3 questions you should ask before choosing a wallbox
To add to the chicken and egg paradox: you bought an EV, now you’ll need to charge it. Here are three things you should know before buying a wallbox.
Home chargers - mostly wallboxes - accelerate charging speed. If no garage is available, they can even be installed outside - they are weather proof. Nevertheless, there are tens of different companies providing wallbox solutions, including Wallbox, EVbox, Chargemaster, Pod Point and Rolec. All provide a high-quality product, but there are some features you should consider before buying the wallbox that suits your needs the best.
1. How smart does it have to be?
Wallboxes come with a wide variety of connectivity and intelligence. You can have a basic one that charges on demand, or an intelligent one which can optimise charging and costs. Of course, the higher the degree of connectivity, the higher the price. We could divide wallboxes into three categories of intelligence.
- Plug & Charge boxes are the most basic ones. As the name suggest, you plug in the car and the battery starts charging - that's it. Simply unplug to stop charging and follow the status via the LED lights. They usually don't come with an identification system, so reclaiming your costs afterwards is difficult. Newmotion and EVBox, who are leaders in public charging stations and offer their own charging card, do have basic wallboxes with a card reader.
- Wallboxes with some smart charging services allow you the give the box permission to charge the car after activation with your personal card. Using the card allows the service provider to bill via the card, making it more convenient to claim the charging costs.
- Smart wallboxes offer the same possibilities, however they are specifically designed for smart charging, therefore you can choose which service provider to use. Furthermore, the smart wallboxes are different in their way of communication. They might have a WiFi built in for updates or they could be connected to a smartphone or tablet application.
Smart wallboxes give you the opportunity to programme the charging process. For instance, charging during off-peak hours can save you a considerable amount of money.
2. How much kW do I need?
Another crucial difference in wallboxes is the charging speed they offer. In general, there are two categories.
- 1-phase power outlet which provides a capacity from 2.4kW up to 7.4kW
- 3-phase power outlet which provides a capacity between 11kW up to 22kW. In case of the latter, the maximum charging capacity will be adapted to the charging capacity of the power outlet where you connect the wallbox to. For instance, if you connect the wallbox to a standard domestic power outlet, the maximum capacity of the wallbox will be 7.4kW.

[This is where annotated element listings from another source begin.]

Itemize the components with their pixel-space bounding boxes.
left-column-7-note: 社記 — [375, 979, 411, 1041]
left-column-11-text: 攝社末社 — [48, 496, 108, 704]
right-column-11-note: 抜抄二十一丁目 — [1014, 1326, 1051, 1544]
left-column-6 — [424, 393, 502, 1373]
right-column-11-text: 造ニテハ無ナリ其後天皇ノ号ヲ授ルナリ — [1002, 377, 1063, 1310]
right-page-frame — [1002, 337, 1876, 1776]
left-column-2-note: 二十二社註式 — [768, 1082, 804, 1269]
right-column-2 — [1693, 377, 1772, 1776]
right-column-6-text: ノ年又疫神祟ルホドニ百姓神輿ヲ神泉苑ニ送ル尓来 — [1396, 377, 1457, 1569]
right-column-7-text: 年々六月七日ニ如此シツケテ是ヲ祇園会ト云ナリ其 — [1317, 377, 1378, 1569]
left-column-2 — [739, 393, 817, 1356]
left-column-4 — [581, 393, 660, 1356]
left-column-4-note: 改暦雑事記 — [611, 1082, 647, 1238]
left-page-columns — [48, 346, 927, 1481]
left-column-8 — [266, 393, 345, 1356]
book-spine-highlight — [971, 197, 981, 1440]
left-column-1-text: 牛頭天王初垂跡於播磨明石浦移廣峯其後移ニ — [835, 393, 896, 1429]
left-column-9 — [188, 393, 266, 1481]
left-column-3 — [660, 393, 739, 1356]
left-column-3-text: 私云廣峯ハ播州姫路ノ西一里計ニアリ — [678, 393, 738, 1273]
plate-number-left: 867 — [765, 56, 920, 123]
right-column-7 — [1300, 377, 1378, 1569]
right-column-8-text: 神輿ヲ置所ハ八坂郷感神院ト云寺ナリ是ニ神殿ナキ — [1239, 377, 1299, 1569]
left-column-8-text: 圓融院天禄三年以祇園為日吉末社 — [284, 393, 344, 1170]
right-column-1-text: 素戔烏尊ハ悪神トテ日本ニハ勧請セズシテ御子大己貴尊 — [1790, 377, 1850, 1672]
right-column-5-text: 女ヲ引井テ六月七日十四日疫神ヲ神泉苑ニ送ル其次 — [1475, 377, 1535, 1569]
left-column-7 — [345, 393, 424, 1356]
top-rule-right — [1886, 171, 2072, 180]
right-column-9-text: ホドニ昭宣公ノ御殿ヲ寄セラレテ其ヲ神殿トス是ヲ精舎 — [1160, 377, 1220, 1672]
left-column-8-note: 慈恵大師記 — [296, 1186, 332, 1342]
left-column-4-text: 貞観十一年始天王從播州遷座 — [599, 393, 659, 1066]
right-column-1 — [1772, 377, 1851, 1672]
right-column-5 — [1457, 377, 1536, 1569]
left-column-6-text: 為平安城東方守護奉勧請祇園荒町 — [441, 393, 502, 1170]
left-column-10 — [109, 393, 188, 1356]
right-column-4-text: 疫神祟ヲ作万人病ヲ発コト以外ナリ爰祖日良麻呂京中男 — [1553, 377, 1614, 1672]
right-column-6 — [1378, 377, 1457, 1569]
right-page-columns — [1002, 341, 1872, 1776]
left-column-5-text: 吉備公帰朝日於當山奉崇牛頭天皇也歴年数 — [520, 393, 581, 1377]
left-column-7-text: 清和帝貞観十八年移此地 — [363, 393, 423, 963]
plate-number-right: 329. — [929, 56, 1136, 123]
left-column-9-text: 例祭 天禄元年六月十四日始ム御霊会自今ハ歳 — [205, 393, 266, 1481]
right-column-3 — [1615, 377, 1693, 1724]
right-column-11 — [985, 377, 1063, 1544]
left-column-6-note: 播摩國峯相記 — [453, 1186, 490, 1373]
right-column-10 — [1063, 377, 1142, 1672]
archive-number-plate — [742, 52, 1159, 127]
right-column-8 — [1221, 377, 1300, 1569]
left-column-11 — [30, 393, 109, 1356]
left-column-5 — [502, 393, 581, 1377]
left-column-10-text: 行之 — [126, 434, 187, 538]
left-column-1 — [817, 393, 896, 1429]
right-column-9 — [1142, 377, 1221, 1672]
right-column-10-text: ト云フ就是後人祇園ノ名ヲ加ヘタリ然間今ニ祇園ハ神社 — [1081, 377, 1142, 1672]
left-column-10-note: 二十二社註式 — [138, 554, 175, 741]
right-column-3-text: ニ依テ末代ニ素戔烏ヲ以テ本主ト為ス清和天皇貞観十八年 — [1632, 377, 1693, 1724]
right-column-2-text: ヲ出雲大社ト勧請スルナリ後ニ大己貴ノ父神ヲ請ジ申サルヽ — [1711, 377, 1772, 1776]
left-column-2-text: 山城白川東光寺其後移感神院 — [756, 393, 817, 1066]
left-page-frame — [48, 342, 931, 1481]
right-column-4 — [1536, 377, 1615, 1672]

To determine which one suits your needs, you should consider price and speed. Similar to the intelligence of the wallbox, the faster the charging, the more expensive the charger. For instance, if you would like to buy a wallbox from Pod Point in the UK, you can opt for a 3.6kW outlet at £779, or a 7kW outlet for £859, or for a 22kW charger for £1,499.
Note that some in some countries, such as France and UK, there are subsidies to recuperate part of the purchase and/or installing cost of a home charging point. The Office of Low Emissions Vehicles Electric Vehicle Home Charging Scheme in the UK can cover up to 75% of the purchase price with a maximum of £500.
The higher the charging capacity, the higher the charging speed. For instance, charging a Nissan Leaf at a 3.6kW outlet will take you a bit more than 13 hours, while the 7kW outlet will do it in less than 6 hours.
Combining the two previous features, you can balance the price tag versus your actual charging needs. For instance, if you only use one battery a day, you don’t necessarily have to invest a couple of hundreds of euros more to charge faster. In this case a slow overnight charging would be sufficient.
3. Which power input does my EV support?
So, you can choose a smart and fast wallbox, but before heading to the fastest one, make sure your EV can deal with the high-speed charger. Therefore, you should determine which maximum charging speed your EV can handle.
It is good to know that most EVs actually are limited to 7.4kW, in which case it makes no sense to invest in a 22-kW charger. The on-board charger inside the EV converts to received electricity from AC to DC and is the limiting factor.
To give you an idea of the maximum charging capacity of some popular EV onboard chargers, we could divide them again in three categories.
- The slow ones: EVs like the Peugeot iOn and Citroën C-Zero can take a maximum charge of 3.7kW
- The medium-fast ones, including the Nissan Leaf and the Hyundai Ioniq Electric (6.6kW), the VW e-Golf, Hyundai Kona EV and Kia e-Niro (7.2kW), and the Jaguar I-Pace and Mercedes EQC (7.4kW).
- The fast ones, including the BMW i3, Audi e-tron and Tesla Model 3 (11kW), the Tesla Model S and X (17kW), and - interestingly - the Renault Zoé (22kW).
When deciding which wallbox to pick, you should take the previous three questions into account and balance your needs with the price, since the smarter or the faster, the more expensive the wallbox will be. And on top of determining how smart or how fast your charging process has to be, you should take into account the maximum power charge your EV can take.